After QR lapse PIDS bats for 35% tariff on rice imports

The Philippine Star

MANILA, Philippines - State-run Philippine Institute of Development Studies (PIDS) is urging the government to impose a 35 percent tariff on rice imports after the expiration of the special treatment tax for the staple in 2017 along with a direct cash transfer program for farmers to promote competition while protecting the welfare of local producers.

Roehlano Briones, a senior research fellow at PIDS, said the expiration of the quantitative restriction (QR) imposed on rice imports in July 2017 would intensify competition among rice importers and foreign suppliers, resulting to lower prices but would threaten the income of local producers.

As such, the government should consider implementing a 35 percent tariff on rice imports alongside a compensatory transfer scheme for farmers over and above the existing production support provided by pertinent government agencies to enable them to transition to a more open trade environment.

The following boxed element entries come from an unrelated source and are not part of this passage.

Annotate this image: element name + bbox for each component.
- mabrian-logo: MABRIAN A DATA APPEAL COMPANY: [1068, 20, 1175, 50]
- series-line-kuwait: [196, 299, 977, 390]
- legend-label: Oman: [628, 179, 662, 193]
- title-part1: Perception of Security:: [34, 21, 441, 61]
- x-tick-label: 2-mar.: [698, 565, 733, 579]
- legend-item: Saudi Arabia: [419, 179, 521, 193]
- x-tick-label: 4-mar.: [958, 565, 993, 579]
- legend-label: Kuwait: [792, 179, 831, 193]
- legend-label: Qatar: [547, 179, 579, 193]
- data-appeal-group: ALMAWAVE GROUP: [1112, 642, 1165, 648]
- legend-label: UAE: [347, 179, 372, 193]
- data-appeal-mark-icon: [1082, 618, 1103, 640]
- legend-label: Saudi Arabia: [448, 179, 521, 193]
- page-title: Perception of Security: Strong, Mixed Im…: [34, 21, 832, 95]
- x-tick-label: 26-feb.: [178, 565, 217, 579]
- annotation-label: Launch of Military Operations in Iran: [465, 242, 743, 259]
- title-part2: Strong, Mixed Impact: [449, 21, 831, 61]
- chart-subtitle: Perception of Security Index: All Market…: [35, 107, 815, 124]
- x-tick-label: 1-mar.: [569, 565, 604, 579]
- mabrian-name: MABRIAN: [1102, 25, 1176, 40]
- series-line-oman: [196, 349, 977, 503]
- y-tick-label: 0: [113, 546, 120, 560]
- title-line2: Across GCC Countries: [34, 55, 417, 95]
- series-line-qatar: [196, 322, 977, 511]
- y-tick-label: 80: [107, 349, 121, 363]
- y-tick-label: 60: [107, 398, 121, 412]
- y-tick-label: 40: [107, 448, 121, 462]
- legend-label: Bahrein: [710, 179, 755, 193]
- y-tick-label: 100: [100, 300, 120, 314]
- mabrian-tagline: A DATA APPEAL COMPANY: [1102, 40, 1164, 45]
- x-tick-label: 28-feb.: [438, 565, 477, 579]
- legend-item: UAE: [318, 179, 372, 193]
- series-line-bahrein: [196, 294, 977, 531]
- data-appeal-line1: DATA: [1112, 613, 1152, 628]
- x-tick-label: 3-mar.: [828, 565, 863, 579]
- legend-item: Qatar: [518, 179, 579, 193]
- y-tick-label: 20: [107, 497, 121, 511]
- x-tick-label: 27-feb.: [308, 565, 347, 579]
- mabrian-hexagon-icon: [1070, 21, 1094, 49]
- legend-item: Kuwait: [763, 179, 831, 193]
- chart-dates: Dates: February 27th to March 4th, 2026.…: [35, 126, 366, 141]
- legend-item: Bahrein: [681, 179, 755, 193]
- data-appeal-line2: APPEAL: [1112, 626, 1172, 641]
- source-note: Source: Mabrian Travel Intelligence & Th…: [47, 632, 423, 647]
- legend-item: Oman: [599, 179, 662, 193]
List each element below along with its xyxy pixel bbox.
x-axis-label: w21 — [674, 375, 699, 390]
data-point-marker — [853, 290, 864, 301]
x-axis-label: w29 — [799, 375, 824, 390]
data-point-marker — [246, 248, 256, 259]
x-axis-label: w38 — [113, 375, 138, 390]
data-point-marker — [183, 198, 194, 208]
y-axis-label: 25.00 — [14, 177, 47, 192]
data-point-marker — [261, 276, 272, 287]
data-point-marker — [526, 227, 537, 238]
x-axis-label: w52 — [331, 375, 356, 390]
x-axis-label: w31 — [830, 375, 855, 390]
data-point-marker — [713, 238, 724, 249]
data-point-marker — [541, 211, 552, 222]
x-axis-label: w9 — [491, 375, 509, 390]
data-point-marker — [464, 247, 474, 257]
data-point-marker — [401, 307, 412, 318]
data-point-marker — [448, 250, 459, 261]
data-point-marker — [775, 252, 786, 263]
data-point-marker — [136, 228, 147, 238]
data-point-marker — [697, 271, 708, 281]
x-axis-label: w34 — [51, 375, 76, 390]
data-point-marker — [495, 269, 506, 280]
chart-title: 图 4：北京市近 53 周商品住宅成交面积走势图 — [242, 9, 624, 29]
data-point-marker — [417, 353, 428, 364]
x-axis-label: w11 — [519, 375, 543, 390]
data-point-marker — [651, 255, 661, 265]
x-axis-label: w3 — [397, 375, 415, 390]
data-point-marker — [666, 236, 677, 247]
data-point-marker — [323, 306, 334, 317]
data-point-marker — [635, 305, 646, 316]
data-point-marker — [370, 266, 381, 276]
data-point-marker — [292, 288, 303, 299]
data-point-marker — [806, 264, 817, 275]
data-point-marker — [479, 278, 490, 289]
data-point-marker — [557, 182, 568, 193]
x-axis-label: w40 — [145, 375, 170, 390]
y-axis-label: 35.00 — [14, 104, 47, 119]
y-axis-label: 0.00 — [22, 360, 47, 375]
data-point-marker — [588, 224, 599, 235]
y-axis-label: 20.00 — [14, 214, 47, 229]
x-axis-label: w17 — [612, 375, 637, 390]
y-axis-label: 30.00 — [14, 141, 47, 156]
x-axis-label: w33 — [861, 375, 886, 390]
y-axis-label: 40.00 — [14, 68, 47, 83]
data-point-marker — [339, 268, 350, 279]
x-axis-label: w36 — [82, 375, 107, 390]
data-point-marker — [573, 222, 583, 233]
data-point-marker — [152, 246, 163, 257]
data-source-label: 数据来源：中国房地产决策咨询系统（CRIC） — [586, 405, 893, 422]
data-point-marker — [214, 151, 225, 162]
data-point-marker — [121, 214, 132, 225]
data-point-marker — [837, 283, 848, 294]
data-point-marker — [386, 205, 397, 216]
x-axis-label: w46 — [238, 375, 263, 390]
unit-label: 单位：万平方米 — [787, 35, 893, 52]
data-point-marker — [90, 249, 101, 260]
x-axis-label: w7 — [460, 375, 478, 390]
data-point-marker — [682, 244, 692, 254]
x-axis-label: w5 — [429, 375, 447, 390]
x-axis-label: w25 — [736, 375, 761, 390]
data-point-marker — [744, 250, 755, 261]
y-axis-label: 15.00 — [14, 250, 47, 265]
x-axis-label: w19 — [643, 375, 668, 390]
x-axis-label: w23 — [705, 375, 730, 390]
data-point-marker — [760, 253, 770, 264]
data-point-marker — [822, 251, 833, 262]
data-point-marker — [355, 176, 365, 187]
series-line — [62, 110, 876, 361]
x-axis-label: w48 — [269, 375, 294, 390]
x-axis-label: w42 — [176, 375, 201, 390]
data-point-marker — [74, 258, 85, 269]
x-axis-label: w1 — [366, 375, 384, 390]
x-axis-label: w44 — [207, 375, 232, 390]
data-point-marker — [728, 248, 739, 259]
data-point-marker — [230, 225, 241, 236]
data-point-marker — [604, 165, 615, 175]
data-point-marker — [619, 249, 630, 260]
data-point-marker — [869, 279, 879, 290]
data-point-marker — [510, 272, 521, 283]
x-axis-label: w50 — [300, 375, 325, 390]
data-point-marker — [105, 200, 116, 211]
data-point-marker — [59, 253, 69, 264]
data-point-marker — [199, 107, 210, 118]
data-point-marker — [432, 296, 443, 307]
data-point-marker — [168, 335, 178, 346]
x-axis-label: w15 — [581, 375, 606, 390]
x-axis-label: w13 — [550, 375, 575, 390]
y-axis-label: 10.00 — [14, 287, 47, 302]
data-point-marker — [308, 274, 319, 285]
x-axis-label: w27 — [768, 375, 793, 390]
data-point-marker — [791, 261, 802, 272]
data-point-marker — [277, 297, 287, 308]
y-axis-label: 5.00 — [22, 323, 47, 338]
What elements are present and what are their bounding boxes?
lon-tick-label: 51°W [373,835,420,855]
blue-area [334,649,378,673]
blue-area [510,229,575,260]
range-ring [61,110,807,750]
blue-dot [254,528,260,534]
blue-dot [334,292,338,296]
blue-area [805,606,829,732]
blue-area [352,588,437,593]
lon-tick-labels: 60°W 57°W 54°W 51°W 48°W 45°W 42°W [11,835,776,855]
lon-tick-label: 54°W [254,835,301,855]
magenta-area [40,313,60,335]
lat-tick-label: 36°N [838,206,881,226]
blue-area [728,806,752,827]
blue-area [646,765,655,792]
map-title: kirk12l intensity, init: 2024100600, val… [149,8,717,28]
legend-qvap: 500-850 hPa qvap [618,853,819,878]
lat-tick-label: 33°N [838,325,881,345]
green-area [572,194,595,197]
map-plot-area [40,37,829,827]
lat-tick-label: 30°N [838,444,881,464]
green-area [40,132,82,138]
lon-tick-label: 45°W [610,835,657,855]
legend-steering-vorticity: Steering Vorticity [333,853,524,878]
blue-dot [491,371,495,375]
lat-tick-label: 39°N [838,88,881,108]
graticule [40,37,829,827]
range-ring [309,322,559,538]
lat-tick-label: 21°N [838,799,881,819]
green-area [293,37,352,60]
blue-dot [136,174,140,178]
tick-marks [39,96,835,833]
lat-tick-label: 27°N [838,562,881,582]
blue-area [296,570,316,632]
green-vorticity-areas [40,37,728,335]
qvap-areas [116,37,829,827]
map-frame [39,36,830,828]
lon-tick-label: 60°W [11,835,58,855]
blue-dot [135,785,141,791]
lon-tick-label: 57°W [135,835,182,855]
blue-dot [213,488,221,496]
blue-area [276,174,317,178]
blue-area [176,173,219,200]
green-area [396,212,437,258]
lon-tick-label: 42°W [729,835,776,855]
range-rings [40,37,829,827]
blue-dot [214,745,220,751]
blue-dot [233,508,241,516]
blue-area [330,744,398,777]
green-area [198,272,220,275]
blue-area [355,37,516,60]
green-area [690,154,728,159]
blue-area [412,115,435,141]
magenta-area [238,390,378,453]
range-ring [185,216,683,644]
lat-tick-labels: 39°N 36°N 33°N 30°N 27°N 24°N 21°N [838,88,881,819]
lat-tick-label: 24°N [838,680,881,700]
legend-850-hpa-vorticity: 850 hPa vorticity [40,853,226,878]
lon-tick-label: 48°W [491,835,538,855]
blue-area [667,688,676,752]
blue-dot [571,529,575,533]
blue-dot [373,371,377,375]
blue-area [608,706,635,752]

Briones noted the proposal would involve significant resources as the government already has a large budget for domestic subsidies under its Food Staple Sufficiency Program but would directly address the problems faced by farmers once the protection renegotiated by the government comes to an end next year.

The 35 percent tariff rate, he noted, is already sufficient to promote competition as this is already consistent with the duty on rice imports under the ASEAN free trade regime.

“The idea is, if the tariffs are not so high then there could be increased competition in from foreign suppliers of rice, which is alarming for our farmers because this would lead to lower farmgate prices. As such we have to come up with a safety net for farmers…This would entail significant resources but is financially feasible. We also have to make sure that this is time bound, just enough to enable the farmers to make the transition to alternative crops,” he said.

The government, through the Department of Agriculture (DA), provides production support in the form of irrigation investments as well as subsidies for farm machinery, and farm inputs. Through the National Food Authority (NFA), the state procures unmilled rice from farmers at a support price.

Briones said the government should continue to continue providing these traditional support programs as these have significant medium term and long term impact but direct payments to farmers would have immediate impact as it would provide an immediate safety net for local producers.

Briones’ proposed compensatory transfer scheme for rice farmers under a post-QR regime is a decoupled payment scheme, or lump-sum cash transfers the value of which is not tied to prevailing rice prices as is the case for traditional support price and deficiency payments applied when farmgate prices and market prices fall.

The economist is proposing that decoupled compensatory cash transfers be made to rice farmers listed under the Registry System for Basic Sectors in Agriculture (RSBSA) twice a year (dry cropping season and wet cropping season) for a span of a single administration.

Briones is proposing that farm areas eligible for assistance be capped at two hectares per farmer. During the dry season, only farmers in irrigated areas are eligible to receive payments.

Using a so-called Total Welfare Impact Stimulator (TWIST), Briones said the government can afford to carry out compensatory transfers to rice farmers of as much as P19,000 per year at stable world market prices and P17,000 per year at 20 percent increase in world market prices.

Briones said even at this amount for four million hectares of total harvest area nationwide, tariff revenues should still exceed transfer payments.

He said the remaining proceeds from tariff revenues can be used to support other productivity-enhancing programs of the government.

After two years of negotiation, the World Trade Organization (WTO) general Council approved in July 2014 the Philippines’ bid for the continued imposition of high tariff on imported rice at a limited volume until June 2017. The extension of the QR entails increasing the volume of rice that can enter the country at a reduced, albeit still high tariff.